Rivalries and friendships abound as the Windrock has become a hamlet of downhill athletes. In the off-season, a slew of trailers arrive at Leader’s, where a nonstop routine of pumptrack riding, motocross, and downhilling begins.
“Three of the top 30 in the world practice at my place,” said Mulally. “They train on my mountain. I am happy about that.”
Logan Mulally says his big brother warmly embraces the extra competition that comes with the scene he’s cultivating.
“It’s brought all the riders up a level,” Logan said. “He’s bringing his friends with him. He’d rather see one of those guys win than some European.”
Aside from a training ground, Windrock is open to the public and also home to a Southeast Downhill Series and the Windrock Enduro. When Neko isn’t training he’ll jump into one of their old trucks and run shuttles. Embracing the bike park’s everyday chores and sharing in the stoke is a big part of Neko’s new-found zen, says Lider.
“He comes up here on his day off all the time. He likes just seeing the scene. He’s here because he loves it.”
Mulally and Leader say a growing number of novices and young riders now frequent the mountain, especially as they develop more trails. In Windrock downhill has taken hold.
“The younger kids who come are pretty good riders,” says Neko. “It’s cool to see they are products of our scene.”

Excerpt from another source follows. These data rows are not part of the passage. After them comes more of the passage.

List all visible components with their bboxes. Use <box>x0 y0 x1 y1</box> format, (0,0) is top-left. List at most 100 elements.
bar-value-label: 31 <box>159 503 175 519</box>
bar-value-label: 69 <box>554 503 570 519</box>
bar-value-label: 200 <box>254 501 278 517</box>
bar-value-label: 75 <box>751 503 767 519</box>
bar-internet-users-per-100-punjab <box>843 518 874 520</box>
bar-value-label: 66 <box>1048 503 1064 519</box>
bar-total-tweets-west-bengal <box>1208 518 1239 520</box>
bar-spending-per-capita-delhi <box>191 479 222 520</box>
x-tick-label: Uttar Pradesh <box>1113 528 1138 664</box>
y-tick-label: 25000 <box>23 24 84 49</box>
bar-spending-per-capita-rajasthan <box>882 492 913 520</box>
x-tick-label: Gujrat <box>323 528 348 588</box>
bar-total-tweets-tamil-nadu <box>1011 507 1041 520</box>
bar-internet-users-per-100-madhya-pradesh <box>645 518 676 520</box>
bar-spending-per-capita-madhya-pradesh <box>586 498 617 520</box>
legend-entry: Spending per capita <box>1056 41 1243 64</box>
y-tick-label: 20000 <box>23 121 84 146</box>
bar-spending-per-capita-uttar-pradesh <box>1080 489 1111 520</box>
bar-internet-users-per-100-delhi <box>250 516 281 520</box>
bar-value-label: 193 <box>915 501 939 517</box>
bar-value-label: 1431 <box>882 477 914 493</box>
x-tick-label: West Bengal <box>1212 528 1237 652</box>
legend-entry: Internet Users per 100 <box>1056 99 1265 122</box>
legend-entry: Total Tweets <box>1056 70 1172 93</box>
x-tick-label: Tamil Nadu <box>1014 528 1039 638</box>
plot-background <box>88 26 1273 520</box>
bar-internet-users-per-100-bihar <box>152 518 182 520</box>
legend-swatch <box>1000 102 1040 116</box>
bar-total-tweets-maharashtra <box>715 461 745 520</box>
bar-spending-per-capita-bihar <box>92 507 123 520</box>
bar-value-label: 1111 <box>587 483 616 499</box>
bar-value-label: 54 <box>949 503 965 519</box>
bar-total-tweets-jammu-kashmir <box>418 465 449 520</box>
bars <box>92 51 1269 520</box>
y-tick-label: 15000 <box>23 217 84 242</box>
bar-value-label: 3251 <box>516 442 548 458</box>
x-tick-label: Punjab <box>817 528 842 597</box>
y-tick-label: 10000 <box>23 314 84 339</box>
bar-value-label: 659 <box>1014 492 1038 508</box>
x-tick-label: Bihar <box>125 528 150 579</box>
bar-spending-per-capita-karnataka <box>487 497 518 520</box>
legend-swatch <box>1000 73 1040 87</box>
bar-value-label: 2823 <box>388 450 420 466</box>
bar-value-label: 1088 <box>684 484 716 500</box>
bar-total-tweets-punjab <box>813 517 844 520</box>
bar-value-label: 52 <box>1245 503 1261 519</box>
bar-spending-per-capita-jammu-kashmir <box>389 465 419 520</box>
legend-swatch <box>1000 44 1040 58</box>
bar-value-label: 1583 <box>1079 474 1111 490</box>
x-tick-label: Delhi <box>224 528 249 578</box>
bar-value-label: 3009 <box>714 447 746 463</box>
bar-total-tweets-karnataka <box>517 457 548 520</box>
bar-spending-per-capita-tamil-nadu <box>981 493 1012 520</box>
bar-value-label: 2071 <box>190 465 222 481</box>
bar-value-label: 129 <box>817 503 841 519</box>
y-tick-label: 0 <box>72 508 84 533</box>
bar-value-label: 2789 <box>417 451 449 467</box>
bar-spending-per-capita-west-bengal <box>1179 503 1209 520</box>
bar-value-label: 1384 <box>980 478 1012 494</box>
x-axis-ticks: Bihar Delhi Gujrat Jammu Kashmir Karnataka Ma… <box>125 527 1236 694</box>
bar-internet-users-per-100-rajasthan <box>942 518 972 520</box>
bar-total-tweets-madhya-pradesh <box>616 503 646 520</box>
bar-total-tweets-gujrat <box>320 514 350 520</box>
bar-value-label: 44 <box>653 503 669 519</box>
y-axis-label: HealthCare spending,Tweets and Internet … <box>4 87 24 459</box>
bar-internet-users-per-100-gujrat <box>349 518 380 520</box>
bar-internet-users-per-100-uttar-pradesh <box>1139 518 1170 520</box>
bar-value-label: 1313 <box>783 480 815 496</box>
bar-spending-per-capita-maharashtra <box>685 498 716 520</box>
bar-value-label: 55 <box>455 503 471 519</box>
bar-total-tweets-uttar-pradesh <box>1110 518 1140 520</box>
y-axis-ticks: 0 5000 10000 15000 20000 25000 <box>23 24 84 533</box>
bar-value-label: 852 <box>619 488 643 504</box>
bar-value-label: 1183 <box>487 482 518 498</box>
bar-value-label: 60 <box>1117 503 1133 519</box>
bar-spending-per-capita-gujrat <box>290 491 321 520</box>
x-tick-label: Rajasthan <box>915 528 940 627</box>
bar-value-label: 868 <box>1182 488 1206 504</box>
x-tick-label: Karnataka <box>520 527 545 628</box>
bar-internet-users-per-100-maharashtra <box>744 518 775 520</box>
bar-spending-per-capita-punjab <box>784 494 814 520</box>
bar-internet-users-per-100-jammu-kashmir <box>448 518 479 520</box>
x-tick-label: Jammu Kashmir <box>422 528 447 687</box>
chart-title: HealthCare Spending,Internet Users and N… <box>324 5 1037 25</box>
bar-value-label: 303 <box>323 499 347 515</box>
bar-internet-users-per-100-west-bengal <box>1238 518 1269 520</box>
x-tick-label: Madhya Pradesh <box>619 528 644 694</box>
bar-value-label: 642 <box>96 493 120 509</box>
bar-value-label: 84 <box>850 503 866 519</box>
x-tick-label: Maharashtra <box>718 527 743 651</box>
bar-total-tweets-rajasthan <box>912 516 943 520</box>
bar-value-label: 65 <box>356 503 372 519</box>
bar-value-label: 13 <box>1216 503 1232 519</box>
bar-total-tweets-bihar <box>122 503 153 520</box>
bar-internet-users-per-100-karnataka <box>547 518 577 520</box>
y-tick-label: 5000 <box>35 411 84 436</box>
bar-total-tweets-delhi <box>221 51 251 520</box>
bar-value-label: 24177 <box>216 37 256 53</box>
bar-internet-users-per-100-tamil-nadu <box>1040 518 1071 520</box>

As the starting gate buzzes, clicks, and parts open, Mulally smoothly glides out. He picks and flows his way down the chundery track, riding a razor’s edge of calculation and euphoric abandon.
“It was the Neko we’d seen in 2014: calm, relaxed, having a good time with his friends,” says Logan Mulally of that national championship run.
Mulally crosses the line with a time of 3:11:121, winning by only a half-second. Climbing the podium, the national champion is all smiles.
“He’s back with that desire,” said Norton. “This whole process of building this bike park has given him a sense of clarity about what he wants.”
“I am proud of all the guys that ride at our spot,” says Mulally. “We all ride together all the time. Sometimes I win. Sometimes they win. We do that all winter long.”